Parameter ``quality``:
Value between 0-100%. Approximates quality

###### setRateControlMode(self, mode: depthai.VideoEncoderProperties.RateControlMode)

Kind: Method

Set rate control mode

###### bitstream

Kind: Property

Outputs ImgFrame message that carries BITSTREAM encoded (MJPEG, H264 or H265)
frame data. Mutually exclusive with out.

###### input

Kind: Property

Input for NV12 ImgFrame to be encoded

###### out

Kind: Property

Outputs EncodedFrame message that carries encoded (MJPEG, H264 or H265) frame
data. Mutually exclusive with bitstream.

##### depthai.node.Vpp(depthai.DeviceNode)

Kind: Class

Vpp node. Apply Virtual Projection Pattern algorithm to stereo images based on
disparity.

###### build(self, leftInput: depthai.Node.Output, rightInput: depthai.Node.Output, disparity: depthai.Node.Output, confidence:
depthai.Node.Output) -> Vpp: Vpp

Kind: Method

###### confidence

Kind: Property

###### disparity

Kind: Property

###### initialConfig

Kind: Property

Initial config of the node.

###### initialConfig.setter(self, arg1: depthai.VppConfig)

Kind: Method

###### inputConfig

Kind: Property

###### left

Kind: Property

###### leftOut

Kind: Property

Output ImgFrame message that carries the processed left image with virtual
projection pattern applied.

###### right

Kind: Property

###### rightOut

Kind: Property

Output ImgFrame message that carries the processed right image with virtual
projection pattern applied.

###### syncedInputs

Kind: Property

"Synchronised Left Img, Right Img, Dispatiy and confidence input."

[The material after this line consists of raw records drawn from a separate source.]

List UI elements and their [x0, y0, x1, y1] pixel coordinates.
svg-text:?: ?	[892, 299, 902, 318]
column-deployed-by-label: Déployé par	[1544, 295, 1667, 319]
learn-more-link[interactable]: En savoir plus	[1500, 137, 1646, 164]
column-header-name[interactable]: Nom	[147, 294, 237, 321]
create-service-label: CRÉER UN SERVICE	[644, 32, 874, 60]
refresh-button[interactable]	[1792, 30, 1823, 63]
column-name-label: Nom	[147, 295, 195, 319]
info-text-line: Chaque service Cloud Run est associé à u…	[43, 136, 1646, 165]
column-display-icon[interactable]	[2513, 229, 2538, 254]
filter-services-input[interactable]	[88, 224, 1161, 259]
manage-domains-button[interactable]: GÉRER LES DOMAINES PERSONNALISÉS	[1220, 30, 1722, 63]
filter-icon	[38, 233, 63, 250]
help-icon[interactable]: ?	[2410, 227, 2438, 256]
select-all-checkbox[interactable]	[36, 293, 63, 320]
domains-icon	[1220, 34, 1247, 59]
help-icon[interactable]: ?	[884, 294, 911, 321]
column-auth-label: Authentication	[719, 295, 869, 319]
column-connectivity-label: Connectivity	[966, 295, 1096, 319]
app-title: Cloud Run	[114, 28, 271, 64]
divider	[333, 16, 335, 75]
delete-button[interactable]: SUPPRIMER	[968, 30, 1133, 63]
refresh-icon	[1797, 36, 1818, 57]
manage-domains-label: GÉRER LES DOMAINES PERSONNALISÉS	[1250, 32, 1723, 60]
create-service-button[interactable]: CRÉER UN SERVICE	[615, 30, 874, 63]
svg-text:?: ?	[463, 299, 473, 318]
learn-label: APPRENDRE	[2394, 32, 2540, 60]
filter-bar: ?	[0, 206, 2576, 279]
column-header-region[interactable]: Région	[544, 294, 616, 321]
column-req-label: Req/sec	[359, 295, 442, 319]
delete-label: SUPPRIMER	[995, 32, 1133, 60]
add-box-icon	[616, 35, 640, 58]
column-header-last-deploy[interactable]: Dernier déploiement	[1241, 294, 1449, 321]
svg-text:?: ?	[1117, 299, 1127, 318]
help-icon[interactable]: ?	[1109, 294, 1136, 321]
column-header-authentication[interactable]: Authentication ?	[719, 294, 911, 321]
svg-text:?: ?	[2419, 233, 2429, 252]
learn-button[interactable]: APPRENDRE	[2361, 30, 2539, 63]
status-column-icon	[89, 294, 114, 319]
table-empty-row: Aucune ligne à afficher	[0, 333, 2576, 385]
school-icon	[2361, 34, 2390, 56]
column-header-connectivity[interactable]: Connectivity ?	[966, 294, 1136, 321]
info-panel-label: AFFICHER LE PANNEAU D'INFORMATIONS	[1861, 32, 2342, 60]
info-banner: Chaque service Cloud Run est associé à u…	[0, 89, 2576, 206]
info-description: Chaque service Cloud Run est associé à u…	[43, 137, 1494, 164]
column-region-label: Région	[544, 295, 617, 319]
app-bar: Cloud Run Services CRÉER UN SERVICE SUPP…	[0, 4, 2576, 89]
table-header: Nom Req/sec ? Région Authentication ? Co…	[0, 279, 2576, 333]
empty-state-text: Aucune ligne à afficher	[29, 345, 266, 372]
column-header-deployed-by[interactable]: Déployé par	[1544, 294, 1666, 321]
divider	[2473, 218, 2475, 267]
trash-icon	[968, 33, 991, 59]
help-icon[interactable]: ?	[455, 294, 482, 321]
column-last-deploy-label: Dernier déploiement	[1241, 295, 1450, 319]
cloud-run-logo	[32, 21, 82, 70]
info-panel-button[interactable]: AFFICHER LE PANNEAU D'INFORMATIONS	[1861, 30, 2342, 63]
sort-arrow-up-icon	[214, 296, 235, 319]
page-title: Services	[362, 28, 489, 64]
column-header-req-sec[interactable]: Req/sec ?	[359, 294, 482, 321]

##### depthai.node.Warp(depthai.DeviceNode)

Kind: Class

Warp node. Capability to crop, resize, warp, ... incoming image frames

###### getHwIds(self) -> list[int]: list[int]

Kind: Method

Retrieve which hardware warp engines to use

###### getInterpolation(self) -> depthai.Interpolation: depthai.Interpolation

Kind: Method

Retrieve which interpolation method to use

###### setHwIds(self, arg0: list [ int ])

Kind: Method

Specify which hardware warp engines to use

Parameter ``ids``:
Which warp engines to use (0, 1, 2)

###### setInterpolation(self, arg0: depthai.Interpolation)

Kind: Method

Specify which interpolation method to use

Parameter ``interpolation``:
type of interpolation

###### setMaxOutputFrameSize(self, arg0: int)

Kind: Method

Specify maximum size of output image.

Parameter ``maxFrameSize``:
Maximum frame size in bytes

###### setNumFramesPool(self, arg0: int)

Kind: Method

Specify number of frames in pool.

Parameter ``numFramesPool``:
How many frames should the pool have

###### setOutputSize()

Kind: Method

###### setWarpMesh()

Kind: Method

###### inputImage

Kind: Property

Input image to be modified Default queue is blocking with size 8

###### out

Kind: Property

Outputs ImgFrame message that carries warped image.